Further analysis revealed that the V2R gene is located on the long arm of the X chromosome, right at the location previous analysis pinpointed as the NDI locus. Since the V2R is an essential part of the AVP-mediated urine concentration process, researchers analyzed the V2R genes of NDI patients and found them to be mutated. Mutated genes can produce proteins with structural abnormalities that lead to functional defects. Such is the case with mutated V2R genes and the proteins they produce: V2Rs.
Imagine a V2R as a long string of beads (the beads are amino acids). The majority of the V2R lies in seven folded bunches, called transmembrane domains, that lie within the cell membrane, a thin strip of tissue that encircles the cell, separating its insides from the outside. Part of the V2R snakes outside the cell to form three curves called extracellular loops 1, 2 and 3. Part of it snakes inside the cell to form intracellular loops 1, 2 and 3. One end of the V2R, called the amino terminus is outside the cell with the extracellular loops; one end, called the carboxy terminus, is inside the cell with the intracellular loops. (You can look at a diagram of a V2R here.)

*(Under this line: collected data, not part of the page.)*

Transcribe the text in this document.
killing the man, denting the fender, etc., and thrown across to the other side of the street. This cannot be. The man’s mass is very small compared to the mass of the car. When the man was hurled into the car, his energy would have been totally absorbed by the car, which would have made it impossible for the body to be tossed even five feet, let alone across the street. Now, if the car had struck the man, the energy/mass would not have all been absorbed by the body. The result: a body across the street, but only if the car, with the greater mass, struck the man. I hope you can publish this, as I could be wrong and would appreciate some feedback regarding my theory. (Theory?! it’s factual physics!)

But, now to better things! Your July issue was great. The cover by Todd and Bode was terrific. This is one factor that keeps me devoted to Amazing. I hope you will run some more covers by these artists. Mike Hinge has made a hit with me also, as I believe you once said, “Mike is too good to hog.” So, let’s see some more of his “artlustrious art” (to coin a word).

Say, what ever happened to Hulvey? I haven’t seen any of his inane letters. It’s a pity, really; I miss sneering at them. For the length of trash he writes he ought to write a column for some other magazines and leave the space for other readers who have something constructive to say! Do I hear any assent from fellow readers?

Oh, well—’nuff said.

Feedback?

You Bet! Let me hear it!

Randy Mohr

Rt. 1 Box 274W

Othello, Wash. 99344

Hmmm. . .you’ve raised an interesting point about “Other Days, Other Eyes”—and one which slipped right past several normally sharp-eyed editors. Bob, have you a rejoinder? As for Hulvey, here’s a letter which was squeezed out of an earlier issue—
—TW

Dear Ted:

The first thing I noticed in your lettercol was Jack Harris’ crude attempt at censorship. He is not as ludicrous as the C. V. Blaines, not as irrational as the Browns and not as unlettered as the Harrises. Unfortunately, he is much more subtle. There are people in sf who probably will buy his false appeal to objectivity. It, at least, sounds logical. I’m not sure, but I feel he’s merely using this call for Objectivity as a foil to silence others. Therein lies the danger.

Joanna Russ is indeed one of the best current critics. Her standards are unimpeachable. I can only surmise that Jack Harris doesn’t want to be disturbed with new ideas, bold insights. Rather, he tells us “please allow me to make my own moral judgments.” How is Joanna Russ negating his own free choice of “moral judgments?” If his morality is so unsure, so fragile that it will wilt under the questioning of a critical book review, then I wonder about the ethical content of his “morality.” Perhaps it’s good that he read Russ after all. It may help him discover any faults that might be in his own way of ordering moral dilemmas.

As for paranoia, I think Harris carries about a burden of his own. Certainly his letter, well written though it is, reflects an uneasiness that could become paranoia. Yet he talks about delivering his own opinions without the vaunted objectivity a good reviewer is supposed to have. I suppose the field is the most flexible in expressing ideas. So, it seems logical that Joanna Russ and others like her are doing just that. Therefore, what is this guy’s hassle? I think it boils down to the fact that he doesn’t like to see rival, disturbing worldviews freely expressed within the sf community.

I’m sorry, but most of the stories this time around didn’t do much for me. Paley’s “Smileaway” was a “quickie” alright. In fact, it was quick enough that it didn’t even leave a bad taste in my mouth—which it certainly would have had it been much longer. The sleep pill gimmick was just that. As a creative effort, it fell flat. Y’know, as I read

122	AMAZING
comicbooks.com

To date, over 24 different mutations of the V2R gene resulting in NDI have been reported worldwide. Each of these mutation occur at different points on the V2R gene; each alters the structure of the V2Rs they produce in different ways; each results in either a nonfunctional or functionally impaired V2R; all produce the same clinical symptoms.
The authors believe that the functional lapses will fall under four possible categories and that a defective V2R can possess one or a combination of them:
- The V2R may be able to get to the site where it is to bind with AVP, but be incapable of binding with it.
- It may be unable to transfer the signal of AVP to other molecules in the urine concentrating sequence. The V2R may not be able to couple to the G-protein or stimulate adenlylate cyclase adequately.
- It may be so deformed that it either cannot get out of its holding place inside the cell (the endoplasmic reticulum) or it is rapidly degraded inside the cell.
- The V2R may not be able to undergo such necessary molecular processes as phosphorylation.
Of the acquired causes of NDI, long term lithium use (a drug often prescribed for certain psychological disorders such as manic depression) is the most common. From 12% to 20% of all patients on lithium develop NDI. Lithium-induced NDI was always thought to be fully reversible but it is now considered plausible that lithium use may cause long-term kidney damage. Though it is still debated as to how lithium induces NDI, many researchers think lithium impairs adenylate cyclase activation which results in a decrease in cAMP formation. Other things that induce NDI include the drug demeclocycline, low levels of blood potassium, and too high levels of blood calcium.